-RE: NameNode failure and recovery!
Vijay Thakorlal 2013-04-03, 14:56
The SNN does not act as a backup / standby NameNode in the event of failure.
The sole purpose of the Secondary NameNode (or as it’s otherwise / more correctly known as the Checkpoint Node) is to perform checkpointing of the current state of HDFS:
The SNN retrieves the fsimage and edits files from the NN
The NN rolls the edits file
The SNN Loads the fsimage into memory
Then the SNN replays the edits log file to merge the two
Then the SNN transfers the merged checkpoint back to the NN
The NN uses the checkpoint as the new fsimage file
It’s true that technically you could use the fsimage from the SNN if completely lost the NN – and yes as you said you would “lose” any changes to HDFS that occurred between the NN dieing and the last time the checkpoint occurred. But as mentioned the SNN is not a backup for the NN.

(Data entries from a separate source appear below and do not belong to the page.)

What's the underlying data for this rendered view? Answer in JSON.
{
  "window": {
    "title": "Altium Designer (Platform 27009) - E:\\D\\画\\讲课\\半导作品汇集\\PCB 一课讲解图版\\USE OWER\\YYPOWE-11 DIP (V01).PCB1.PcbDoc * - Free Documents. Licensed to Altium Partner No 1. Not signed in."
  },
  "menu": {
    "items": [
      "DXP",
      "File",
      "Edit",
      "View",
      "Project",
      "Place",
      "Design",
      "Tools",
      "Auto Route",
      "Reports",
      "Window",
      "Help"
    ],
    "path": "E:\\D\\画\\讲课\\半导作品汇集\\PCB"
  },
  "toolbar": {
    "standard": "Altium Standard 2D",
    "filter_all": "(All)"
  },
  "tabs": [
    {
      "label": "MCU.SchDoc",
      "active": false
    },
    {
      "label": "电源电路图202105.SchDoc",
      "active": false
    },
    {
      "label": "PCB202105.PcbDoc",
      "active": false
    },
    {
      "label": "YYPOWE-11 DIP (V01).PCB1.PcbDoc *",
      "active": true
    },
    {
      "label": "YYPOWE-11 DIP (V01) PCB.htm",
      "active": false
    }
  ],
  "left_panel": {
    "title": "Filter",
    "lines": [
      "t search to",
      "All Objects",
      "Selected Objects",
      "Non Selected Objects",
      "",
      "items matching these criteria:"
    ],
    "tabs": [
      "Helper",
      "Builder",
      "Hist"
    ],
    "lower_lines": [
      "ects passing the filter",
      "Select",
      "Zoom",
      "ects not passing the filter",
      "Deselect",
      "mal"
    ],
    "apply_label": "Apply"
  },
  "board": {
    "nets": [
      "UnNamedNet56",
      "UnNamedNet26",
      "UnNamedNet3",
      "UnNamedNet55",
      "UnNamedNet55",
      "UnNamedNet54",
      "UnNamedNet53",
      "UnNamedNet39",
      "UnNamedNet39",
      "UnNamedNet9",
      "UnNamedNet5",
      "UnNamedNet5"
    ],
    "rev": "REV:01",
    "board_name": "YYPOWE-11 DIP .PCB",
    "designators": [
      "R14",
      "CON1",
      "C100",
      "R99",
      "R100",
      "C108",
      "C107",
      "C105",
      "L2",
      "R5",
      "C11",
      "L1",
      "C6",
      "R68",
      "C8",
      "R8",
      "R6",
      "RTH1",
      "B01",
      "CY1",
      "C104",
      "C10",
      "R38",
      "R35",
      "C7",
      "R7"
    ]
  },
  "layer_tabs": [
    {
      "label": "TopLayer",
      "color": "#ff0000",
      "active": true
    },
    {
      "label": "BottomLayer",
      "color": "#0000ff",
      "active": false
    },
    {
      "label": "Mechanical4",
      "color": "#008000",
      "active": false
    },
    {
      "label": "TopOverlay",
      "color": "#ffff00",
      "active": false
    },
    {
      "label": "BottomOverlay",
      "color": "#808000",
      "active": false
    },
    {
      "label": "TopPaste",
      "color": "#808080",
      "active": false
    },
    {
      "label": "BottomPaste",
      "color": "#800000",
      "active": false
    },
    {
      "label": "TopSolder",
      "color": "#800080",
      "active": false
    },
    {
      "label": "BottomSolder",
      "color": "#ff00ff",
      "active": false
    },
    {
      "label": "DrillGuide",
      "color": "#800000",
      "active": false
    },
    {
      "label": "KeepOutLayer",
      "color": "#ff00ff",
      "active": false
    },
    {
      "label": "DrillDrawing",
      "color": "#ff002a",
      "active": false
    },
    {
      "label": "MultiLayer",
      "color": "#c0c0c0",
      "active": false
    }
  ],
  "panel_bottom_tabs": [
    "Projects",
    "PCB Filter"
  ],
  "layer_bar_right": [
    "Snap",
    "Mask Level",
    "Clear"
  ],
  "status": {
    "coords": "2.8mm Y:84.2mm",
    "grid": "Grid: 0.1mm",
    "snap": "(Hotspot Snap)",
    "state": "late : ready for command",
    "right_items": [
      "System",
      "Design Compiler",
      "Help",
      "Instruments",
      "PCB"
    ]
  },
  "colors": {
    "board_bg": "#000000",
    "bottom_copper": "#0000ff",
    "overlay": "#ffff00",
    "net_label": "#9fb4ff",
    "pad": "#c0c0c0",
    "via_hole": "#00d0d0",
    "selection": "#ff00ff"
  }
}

From: Rahul Bhattacharjee [mailto:[EMAIL PROTECTED]]
Sent: 03 April 2013 15:40
To: [EMAIL PROTECTED]
Subject: NameNode failure and recovery!
I was reading about Hadoop and got to know that there are two ways to protect against the name node failures.
1) To write to a nfs mount along with the usual local disk.
2) Use secondary name node. In case of failure of NN , the SNN can take in charge.
My questions :-
1) SNN is always lagging , so when SNN becomes primary in event of a NN failure , then the edits which have not been merged into the image file would be lost , so the system of SNN would not be consistent with the NN before its failure.
2) Also I have read that other purpose of SNN is to periodically merge the edit logs with the image file. In case a setup goes with option #1 (writing to NFS, no SNN) , then who does this merging.